Cuando ella nació, su madre que ya tenía varios hijos, no la atribuyó a ninguna bendición del cielo. Por el contrario, más de una vez siendo muy niña la escuchó renegar de su existencia.

CARLA

Su padre pronto perdió el trabajo y comenzó a quedarse en casa al cuidado de los chicos, mientras su mamá salía a trabajar por horas.

Era al irse sus hermanos a la escuela cuando mejor lo pasaba, porque toda la atención de su padre era para ella. Le hacían bien esos momentos en los que se sentía querida, en los que recibía las caricias que su madre ocupada retaceaba.

El tiempo fue pasando y Carlita comenzó a ver cambiar lentamente su cuerpo. No quería crecer por miedo a perder el afecto de su papá, no quería dejar de ser su nena. Las caricias de su padre fueron cambiando y en lugar de aquella felicidad primera dejaban una sensación distinta, una mezcla de culpa y miedo.

Por temor a perder ese afecto decidió callar, cuando aquella forma de lo que creía  amor cruzó los márgenes del pudor, lastimando, dejando huellas nuevas a su paso y con la confusión cada vez más grande ante la explicación de que aquella era solo una manera más secreta y profunda de quererla,  un pacto único y personal entre ellos, algo que ella nunca debería rebelar.

Fue cuando la pequeña Carlita pasó a ser Carla, y su mundo niño se perdió quizás para siempre en la oscuridad de un mundo adulto cargado de nuevas responsabilidades, de ocultamientos y secretos, de querer hablar y no poder, de sentir que así solo sufre ella y que de otro modo todos sus hermanos pagarían el precio de la disolución familiar.

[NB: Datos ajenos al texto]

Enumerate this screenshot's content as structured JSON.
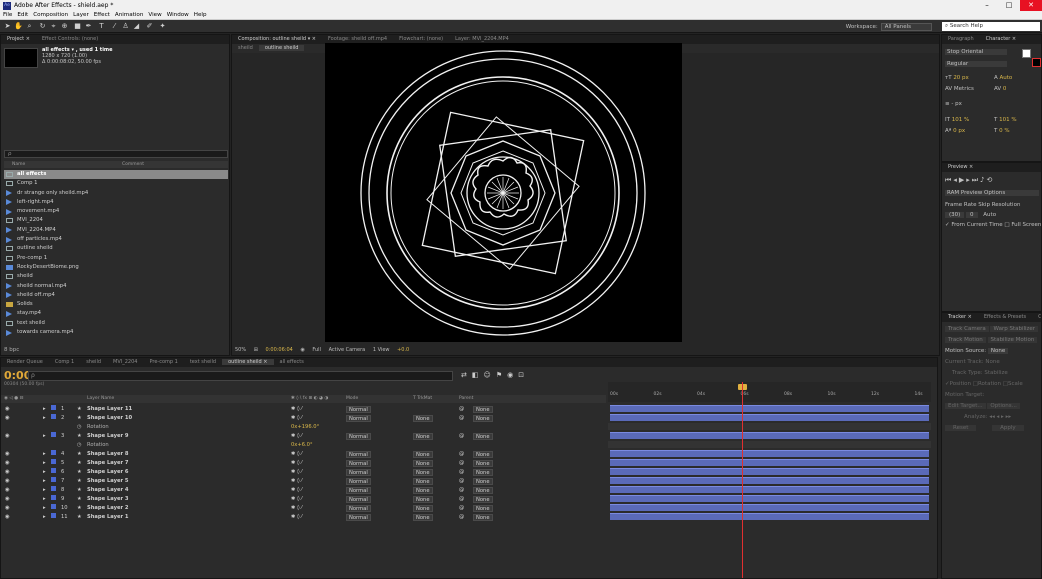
{
  "window": {
    "title": "Adobe After Effects - shield.aep *",
    "app_badge": "Ae",
    "controls": [
      "–",
      "□",
      "✕"
    ]
  },
  "menu": [
    "File",
    "Edit",
    "Composition",
    "Layer",
    "Effect",
    "Animation",
    "View",
    "Window",
    "Help"
  ],
  "toolbar": {
    "workspace_label": "Workspace:",
    "workspace_value": "All Panels",
    "search_help": "Search Help"
  },
  "project_panel": {
    "tabs": [
      "Project ×",
      "Effect Controls: (none)"
    ],
    "info": [
      "all effects ▾ , used 1 time",
      "1280 x 720 (1.00)",
      "Δ 0:00:08:02, 50.00 fps"
    ],
    "search_placeholder": "",
    "columns": {
      "name": "Name",
      "comment": "Comment"
    },
    "items": [
      {
        "name": "all effects",
        "icon": "comp",
        "selected": true
      },
      {
        "name": "Comp 1",
        "icon": "comp"
      },
      {
        "name": "dr strange only sheild.mp4",
        "icon": "video"
      },
      {
        "name": "left-right.mp4",
        "icon": "video"
      },
      {
        "name": "movement.mp4",
        "icon": "video"
      },
      {
        "name": "MVI_2204",
        "icon": "comp"
      },
      {
        "name": "MVI_2204.MP4",
        "icon": "video"
      },
      {
        "name": "off particles.mp4",
        "icon": "video"
      },
      {
        "name": "outline sheild",
        "icon": "comp"
      },
      {
        "name": "Pre-comp 1",
        "icon": "comp"
      },
      {
        "name": "RockyDesertBiome.png",
        "icon": "image"
      },
      {
        "name": "sheild",
        "icon": "comp"
      },
      {
        "name": "sheild normal.mp4",
        "icon": "video"
      },
      {
        "name": "sheild off.mp4",
        "icon": "video"
      },
      {
        "name": "Solids",
        "icon": "folder"
      },
      {
        "name": "stay.mp4",
        "icon": "video"
      },
      {
        "name": "text sheild",
        "icon": "comp"
      },
      {
        "name": "towards camera.mp4",
        "icon": "video"
      }
    ],
    "bpc": "8 bpc"
  },
  "composition_panel": {
    "tabs": [
      "Composition: outline sheild ▾ ×",
      "Footage: sheild off.mp4",
      "Flowchart: (none)",
      "Layer: MVI_2204.MP4"
    ],
    "subtabs": [
      "sheild",
      "outline sheild"
    ],
    "viewer_bar": {
      "zoom": "50%",
      "time": "0:00:06:04",
      "resolution": "Full",
      "camera": "Active Camera",
      "view": "1 View",
      "exposure": "+0.0"
    }
  },
  "right_panel": {
    "tabs_top": [
      "Paragraph",
      "Character ×"
    ],
    "font": "Stop Oriental",
    "style": "Regular",
    "size": "20 px",
    "leading": "Auto",
    "kerning": "Metrics",
    "tracking": "0",
    "stroke": "- px",
    "vscale": "101 %",
    "hscale": "101 %",
    "baseline": "0 px",
    "tsume": "0 %",
    "preview_tab": "Preview ×",
    "ram_options": "RAM Preview Options",
    "frame_rate_label": "Frame Rate",
    "skip_label": "Skip",
    "resolution_label": "Resolution",
    "frame_rate": "(30)",
    "skip": "0",
    "resolution": "Auto",
    "from_current": "From Current Time",
    "full_screen": "Full Screen",
    "tracker_tabs": [
      "Tracker ×",
      "Effects & Presets",
      "Ca"
    ],
    "tracker_buttons": [
      "Track Camera",
      "Warp Stabilizer",
      "Track Motion",
      "Stabilize Motion"
    ],
    "motion_source_label": "Motion Source:",
    "motion_source": "None",
    "current_track": "Current Track:",
    "current_track_value": "None",
    "track_type": "Track Type:",
    "track_type_value": "Stabilize",
    "position": "Position",
    "rotation": "Rotation",
    "scale": "Scale",
    "motion_target": "Motion Target:",
    "edit_target": "Edit Target...",
    "options": "Options...",
    "analyze": "Analyze:",
    "reset": "Reset",
    "apply": "Apply"
  },
  "timeline": {
    "tabs": [
      "Render Queue",
      "Comp 1",
      "sheild",
      "MVI_2204",
      "Pre-comp 1",
      "text sheild",
      "outline sheild ×",
      "all effects"
    ],
    "time": "0:00:06:04",
    "fps": "00304 (50.00 fps)",
    "search_placeholder": "ρ",
    "columns": {
      "layer_name": "Layer Name",
      "mode": "Mode",
      "trkmat": "T TrkMat",
      "parent": "Parent"
    },
    "ruler_labels": [
      "00s",
      "02s",
      "04s",
      "06s",
      "08s",
      "10s",
      "12s",
      "14s"
    ],
    "layers": [
      {
        "num": "1",
        "name": "Shape Layer 11",
        "mode": "Normal",
        "trkmat": "",
        "parent": "None"
      },
      {
        "num": "2",
        "name": "Shape Layer 10",
        "mode": "Normal",
        "trkmat": "None",
        "parent": "None"
      },
      {
        "sub": true,
        "name": "Rotation",
        "value": "0x+196.0°"
      },
      {
        "num": "3",
        "name": "Shape Layer 9",
        "mode": "Normal",
        "trkmat": "None",
        "parent": "None"
      },
      {
        "sub": true,
        "name": "Rotation",
        "value": "0x+6.0°"
      },
      {
        "num": "4",
        "name": "Shape Layer 8",
        "mode": "Normal",
        "trkmat": "None",
        "parent": "None"
      },
      {
        "num": "5",
        "name": "Shape Layer 7",
        "mode": "Normal",
        "trkmat": "None",
        "parent": "None"
      },
      {
        "num": "6",
        "name": "Shape Layer 6",
        "mode": "Normal",
        "trkmat": "None",
        "parent": "None"
      },
      {
        "num": "7",
        "name": "Shape Layer 5",
        "mode": "Normal",
        "trkmat": "None",
        "parent": "None"
      },
      {
        "num": "8",
        "name": "Shape Layer 4",
        "mode": "Normal",
        "trkmat": "None",
        "parent": "None"
      },
      {
        "num": "9",
        "name": "Shape Layer 3",
        "mode": "Normal",
        "trkmat": "None",
        "parent": "None"
      },
      {
        "num": "10",
        "name": "Shape Layer 2",
        "mode": "Normal",
        "trkmat": "None",
        "parent": "None"
      },
      {
        "num": "11",
        "name": "Shape Layer 1",
        "mode": "Normal",
        "trkmat": "None",
        "parent": "None"
      }
    ]
  },
  "colors": {
    "timecode": "#e0a838",
    "layer_bar": "#5a6ab8",
    "label_blue": "#4a68d4",
    "cti": "#e03030",
    "close": "#e81123"
  }
}
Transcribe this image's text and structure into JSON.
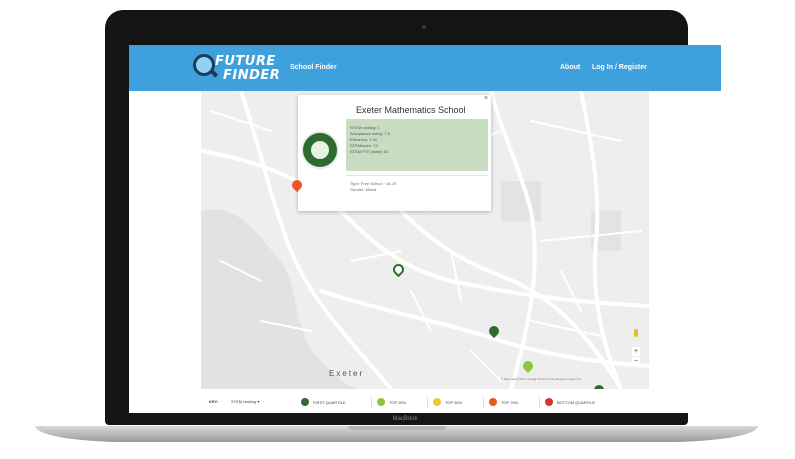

A los 15 años habló con su madre y le contó lo que desde muy pequeña le estaba sucediendo. En lugar de una mamá encontró a otra mujer que en defensa de su territorio desmintió sus dichos y le pidió que se fuera.

En el frío de la noche, un hombre se le acerca y cruza unas palabras. Carla espera apoyada en la pared el  colectivo que nunca va a tomar.